Sunday, February 2, 2014

Randall Davey Adubon Center and Sanctuary

We hiked at a new area on Saturday that was surprisingly delightful. Even though it's January, and dry DRY dry, it was a beautiful day for hiking at the Randall Davey Audubon Center. I need to keep an eye out for programs that we might do this summer, and I'd love to go back and tour the Randall Davey house someday. Since this is an Audubon Society property, it contained a meeting center and a short (1/2 mile) set of trails with bird feeders and some nature information. The trail linked up to the Bear Canyon trail, which went up a tiny drainage, and which we would definitely love to come back to. We all had a great time!
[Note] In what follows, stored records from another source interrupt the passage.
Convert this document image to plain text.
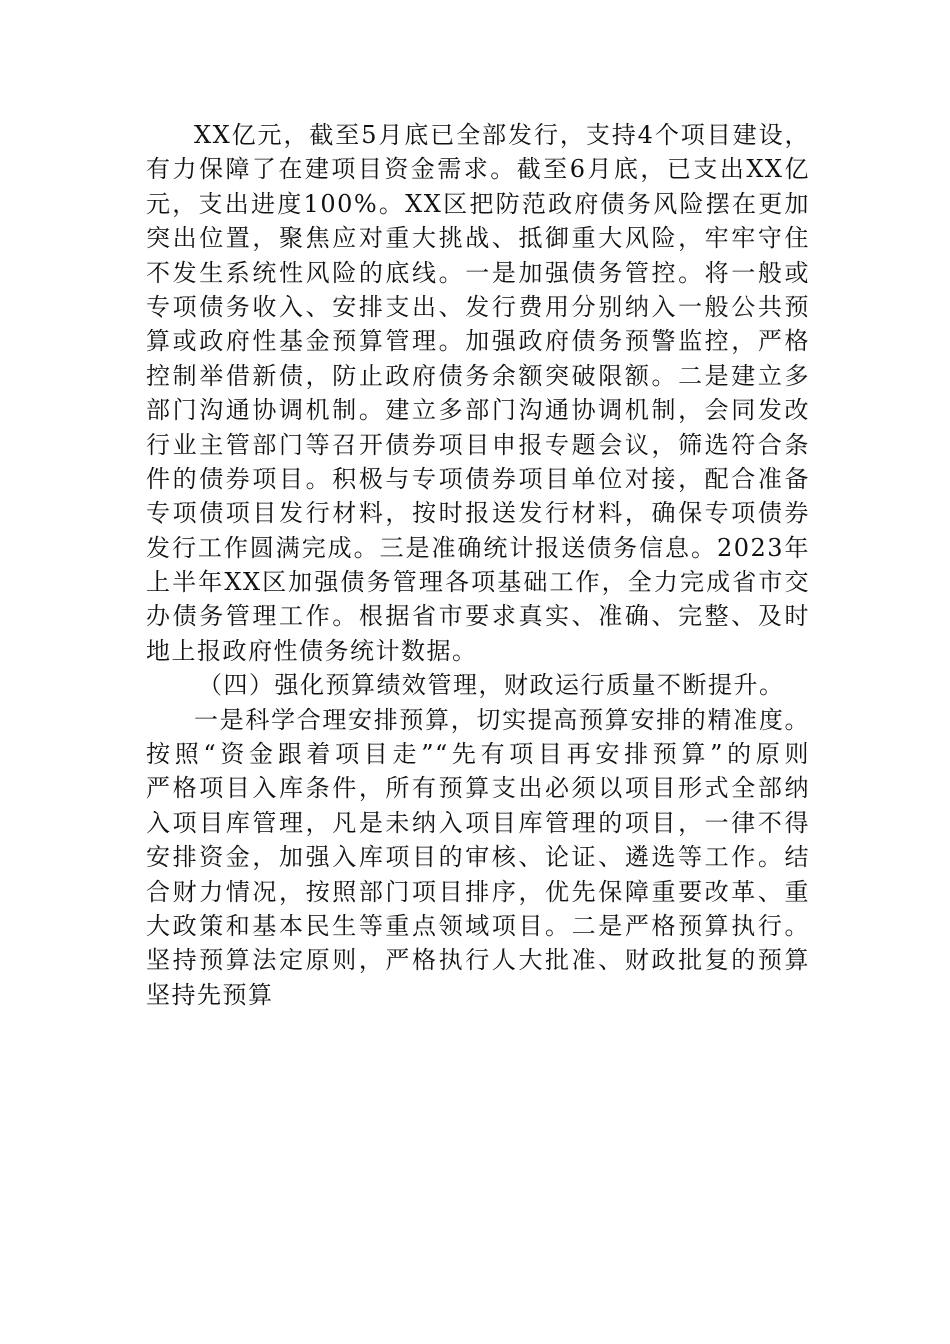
XX亿元，截至5月底已全部发行，支持4个项目建设，
有力保障了在建项目资金需求。截至6月底，已支出XX亿
元，支出进度100%。XX区把防范政府债务风险摆在更加
突出位置，聚焦应对重大挑战、抵御重大风险，牢牢守住
不发生系统性风险的底线。一是加强债务管控。将一般或
专项债务收入、安排支出、发行费用分别纳入一般公共预
算或政府性基金预算管理。加强政府债务预警监控，严格
控制举借新债，防止政府债务余额突破限额。二是建立多
部门沟通协调机制。建立多部门沟通协调机制，会同发改
行业主管部门等召开债券项目申报专题会议，筛选符合条
件的债券项目。积极与专项债券项目单位对接，配合准备
专项债项目发行材料，按时报送发行材料，确保专项债券
发行工作圆满完成。三是准确统计报送债务信息。2023年
上半年XX区加强债务管理各项基础工作，全力完成省市交
办债务管理工作。根据省市要求真实、准确、完整、及时
地上报政府性债务统计数据。
（四）强化预算绩效管理，财政运行质量不断提升。
一是科学合理安排预算，切实提高预算安排的精准度。
按照“资金跟着项目走”“先有项目再安排预算”的原则
严格项目入库条件，所有预算支出必须以项目形式全部纳
入项目库管理，凡是未纳入项目库管理的项目，一律不得
安排资金，加强入库项目的审核、论证、遴选等工作。结
合财力情况，按照部门项目排序，优先保障重要改革、重
大政策和基本民生等重点领域项目。二是严格预算执行。
坚持预算法定原则，严格执行人大批准、财政批复的预算
坚持先预算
Since it was a cloudy day in January, and I forgot the camera and was using an iPhone, the photos were pretty washed out. I'm reading a book on photography and trying out some different techniques; thus, I washed the photos of the kids on the trail out further as a way to emphasize their little bright spot of color in the rather monochromatic scenes.

Lower on the trail there wasn't any ice or snow.
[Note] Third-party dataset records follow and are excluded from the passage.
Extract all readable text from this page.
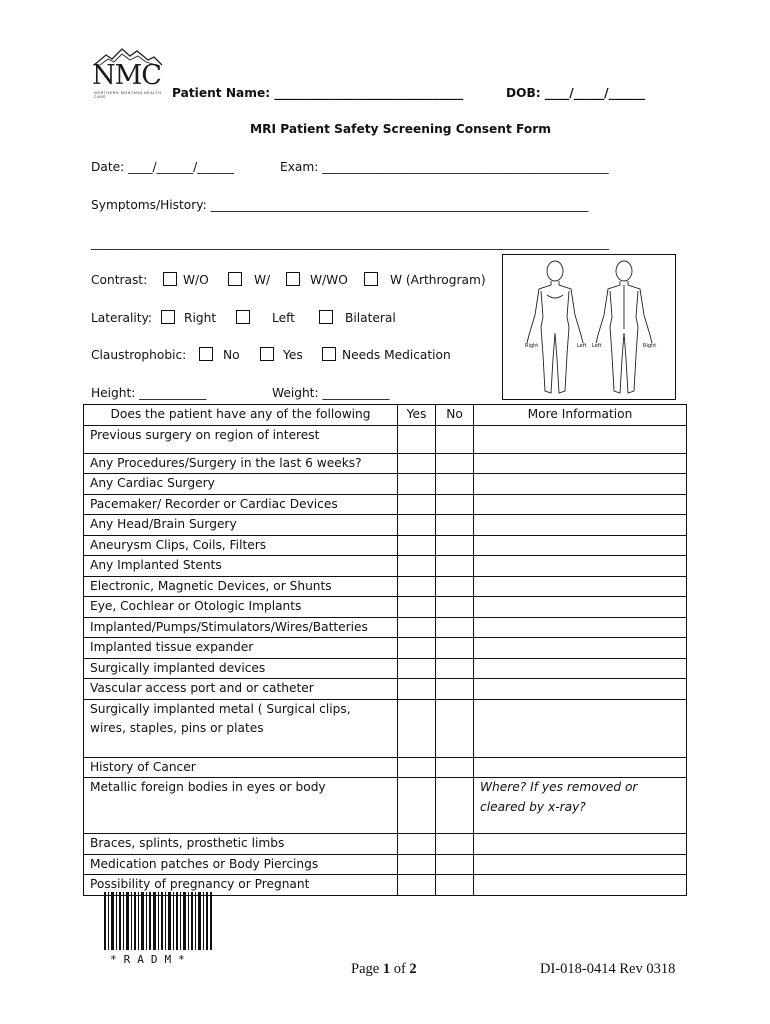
NMC
NORTHERN MONTANA HEALTH CARE	Patient Name: _______________________________	DOB: ____/_____/______
MRI Patient Safety Screening Consent Form
Date: ____/______/______	Exam: _______________________________________________
Symptoms/History: ______________________________________________________________
_____________________________________________________________________________________
Contrast:	W/O	W/	W/WO	W (Arthrogram)
Laterality:	Right	Left	Bilateral
Claustrophobic:	No	Yes	Needs Medication
Height: ___________	Weight: ___________
Right	Left Left	Right
Does the patient have any of the following	Yes	No	More Information
Previous surgery on region of interest			
Any Procedures/Surgery in the last 6 weeks?			
Any Cardiac Surgery			
Pacemaker/ Recorder or Cardiac Devices			
Any Head/Brain Surgery			
Aneurysm Clips, Coils, Filters			
Any Implanted Stents			
Electronic, Magnetic Devices, or Shunts			
Eye, Cochlear or Otologic Implants			
Implanted/Pumps/Stimulators/Wires/Batteries			
Implanted tissue expander			
Surgically implanted devices			
Vascular access port and or catheter			
Surgically implanted metal ( Surgical clips, wires, staples, pins or plates			
History of Cancer			
Metallic foreign bodies in eyes or body			Where? If yes removed or cleared by x-ray?
Braces, splints, prosthetic limbs			
Medication patches or Body Piercings			
Possibility of pregnancy or Pregnant			
*RADM*
Page 1 of 2	DI-018-0414 Rev 0318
As we went higher, the ice covered stretches of the trail.

Alanna enjoyed the ice most of all, pretending she was ice skating and falling down a lot.


The end of the center's trails and the beginning of the Bear Canyon trail.

That black blob in the distance is Aaron.
As we were hiking we had a lot of fun making up a story about ice spiders. We first saw a frozen puddle in which the water underneath had soaked into the ground, leaving a thin layer of spindly ice sheets in the grass– an ice spider web. We then kept an eye out for ice spiders, and decided the pinon pine branch tips that fall to the ground were spider-like, and even found some caught in their own webs. Rhys then proposed that the Old Man's Beard draping the trees were the baby ice spiders, although Alanna maintained that Old Man's Beard was keeping the trees warm and dry. This sort of storytelling made this trail even more unique for our family, and encouraged us to be more observant in order to pick out the details of our surroundings and connect them in a creative way.

Our first ice spider web spotting.

Another ice spider web.

An ice spider, busy at work making a web.

Baby ice spiders covering a branch, ready to... keep the trees dry and warm!